American Printer's mission is to be the most reliable and authoritative source of information on integrating tomorrow's technology with today's management.
Jul 15, 2012 12:00 AM
TEACH THEM WELL: HOW SOME EDSF SCHOLARS ARE SHAPING OUR FUTURE
Since 1997, the Electronic Document Scholarship Foundation (EDSF) has awarded 392 scholarships in 13 countries. Recipients include young people from Australia, Belarus, Canada, China, Dubai, Iceland, Italy, Nigeria, Pakistan, Russian Federation, Turkey, UK and the US. Scholarship criteria includes: scholastic achievement, honors, participation in school and community activities and organizational affiliations. By granting scholarships, fostering education, promoting research, recognizing leaders, encouraging innovation and garnering and disseminating knowledge, EDSF is shaping the future.
OutputLinks is proud to join EDSF in saluting and supporting the next generation of digital content and delivery professionals. We recently caught up with three EDSF scholars-what an impressive group!
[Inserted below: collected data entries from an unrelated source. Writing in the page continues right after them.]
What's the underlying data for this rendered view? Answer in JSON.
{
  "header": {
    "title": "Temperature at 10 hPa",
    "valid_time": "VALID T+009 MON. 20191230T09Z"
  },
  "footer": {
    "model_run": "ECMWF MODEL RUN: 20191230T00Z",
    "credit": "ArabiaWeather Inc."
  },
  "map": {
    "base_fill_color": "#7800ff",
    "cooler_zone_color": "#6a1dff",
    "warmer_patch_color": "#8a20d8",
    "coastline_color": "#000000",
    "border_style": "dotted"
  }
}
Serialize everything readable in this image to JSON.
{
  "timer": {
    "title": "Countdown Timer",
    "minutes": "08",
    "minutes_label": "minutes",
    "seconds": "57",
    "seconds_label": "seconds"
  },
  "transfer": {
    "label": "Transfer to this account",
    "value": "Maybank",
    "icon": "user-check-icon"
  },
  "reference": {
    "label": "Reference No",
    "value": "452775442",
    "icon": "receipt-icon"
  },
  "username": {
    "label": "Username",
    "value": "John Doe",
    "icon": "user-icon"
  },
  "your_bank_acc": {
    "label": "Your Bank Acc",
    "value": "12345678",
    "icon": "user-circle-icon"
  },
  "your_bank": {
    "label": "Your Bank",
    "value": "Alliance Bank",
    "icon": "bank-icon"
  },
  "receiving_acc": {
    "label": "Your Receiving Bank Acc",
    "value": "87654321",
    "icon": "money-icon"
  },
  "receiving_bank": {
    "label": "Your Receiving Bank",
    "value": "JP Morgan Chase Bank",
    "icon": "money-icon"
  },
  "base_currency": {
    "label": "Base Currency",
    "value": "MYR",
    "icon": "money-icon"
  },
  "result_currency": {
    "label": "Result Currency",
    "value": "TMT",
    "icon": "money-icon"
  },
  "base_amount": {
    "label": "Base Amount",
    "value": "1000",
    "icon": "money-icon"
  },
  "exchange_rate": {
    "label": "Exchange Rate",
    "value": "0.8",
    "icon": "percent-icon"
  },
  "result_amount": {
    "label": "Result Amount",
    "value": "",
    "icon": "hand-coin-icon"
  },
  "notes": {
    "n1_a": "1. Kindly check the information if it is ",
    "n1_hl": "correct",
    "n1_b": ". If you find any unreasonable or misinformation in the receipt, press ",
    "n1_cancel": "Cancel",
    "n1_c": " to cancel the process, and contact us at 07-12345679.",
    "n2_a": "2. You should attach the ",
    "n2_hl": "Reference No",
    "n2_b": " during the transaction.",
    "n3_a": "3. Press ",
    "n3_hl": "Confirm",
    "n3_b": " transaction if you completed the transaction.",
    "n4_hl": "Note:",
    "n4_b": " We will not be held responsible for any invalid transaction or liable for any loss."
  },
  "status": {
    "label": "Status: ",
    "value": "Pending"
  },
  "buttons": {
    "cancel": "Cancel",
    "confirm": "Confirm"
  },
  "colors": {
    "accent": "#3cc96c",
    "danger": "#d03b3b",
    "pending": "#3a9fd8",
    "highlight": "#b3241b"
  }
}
Nicholas Gawreluk, New Media Publishing, Rochester Institute of Technology;
Scholarship Recipient 2011, 2010
Nick just completed an internship with Heidelberg in Germany. He is on track to graduate in Spring 2013 with a degree in New Media Publishing. Meanwhile he's volunteering with a local print company.
How do mobile, QR codes, multi-media communications and the Internet factor into the future of print?
As with all technology, these new developments will influence and, perhaps enhance, what we do in the print industry. I think the key is to look at the New Media as an opportunity for print to advance and prosper.
Anastasiia Solodovnyk, PhD, Printable Organic Solar Cells, Friedrich-Alexander University Erlangen-Nuremberg; Masters, Printing, Moscow State University
Scholarship Recipient 2011, 2010, 2009
Anastasiia recently completed an internship in Beijing at the Institute of Graphic Communications researching how plasma can influence electrical properties of printed inkjet inks with metal nanoparticles. She speaks Russian, German, and English and is learning Chinese. She is currently studying for her PhD in printable electronics and solar cell production.
How do printed electronics and solar cells factor into the future of print?
Printed packaging currently has a strong position-that will continue for a couple of decades, at least. But the opportunity to print electronics and sources of renewable energies (as solar cells) is interesting and promising, IF our industry can offer efficient technologies. We are already very near that point- this can bring graphic arts industry in close cooperation with governmentally supported energy industries, resulting in greater financial support. I can already imagine a time when our current offset machines could be rebuilt to meet the needs of renewable energies production, just as legacy platen presses are converted into embossing presses for small printing shops.
My project at the Beijing Institute of Graphic Communications, China lasted four months-an unforgettable experience. Together with several Chinese Master students and under the close supervision of Professor Chen, we have developed inks with silver nanoparticles for inkjet, printed them on various polymer substrates and treated printed layers by argon plasma under different conditions to etch the protector that created resistivity and produce crystallized structure of silver on the surface. Conductivity checks showed good results that we are planning to report on at the Nanomaterials: Applications & Properties Conference.
Jason Landrum, Commercial Graphics & Marketing, Pittsburg State University
Scholarship Recipient 2009
Jason is a marketing associate and graphic designer for Vanguard Companies, a job he learned of via Facebook and Twitter. Vanguard produces packaging, labels, signage and retail displays for clients that include Walmart, Target and Petsmart. He is also an avid photographer and does freelance work in his spare time.
Any thoughts on the future of print?
Thanks to EDSF, I joined two other scholarship recipients at AIIM ON DEMAND. We were able to see hands-on where the technology is moving, why print is not dead, things that we need to watch for, and trends that we need to be aware of. We also got to network with people from the industry, and we really enjoyed it. It was a great time and we all learned a lot from that event.
There are so many new methods and new technologies available in the printing world. I always scoff a little bit when I hear people say that print is a dying media. If print's dead, then I might as well go ahead and resign right now and start walking home. We're going to see a huge marriage between the digital side and the print side of communication. Digital is here to stay, but so is print.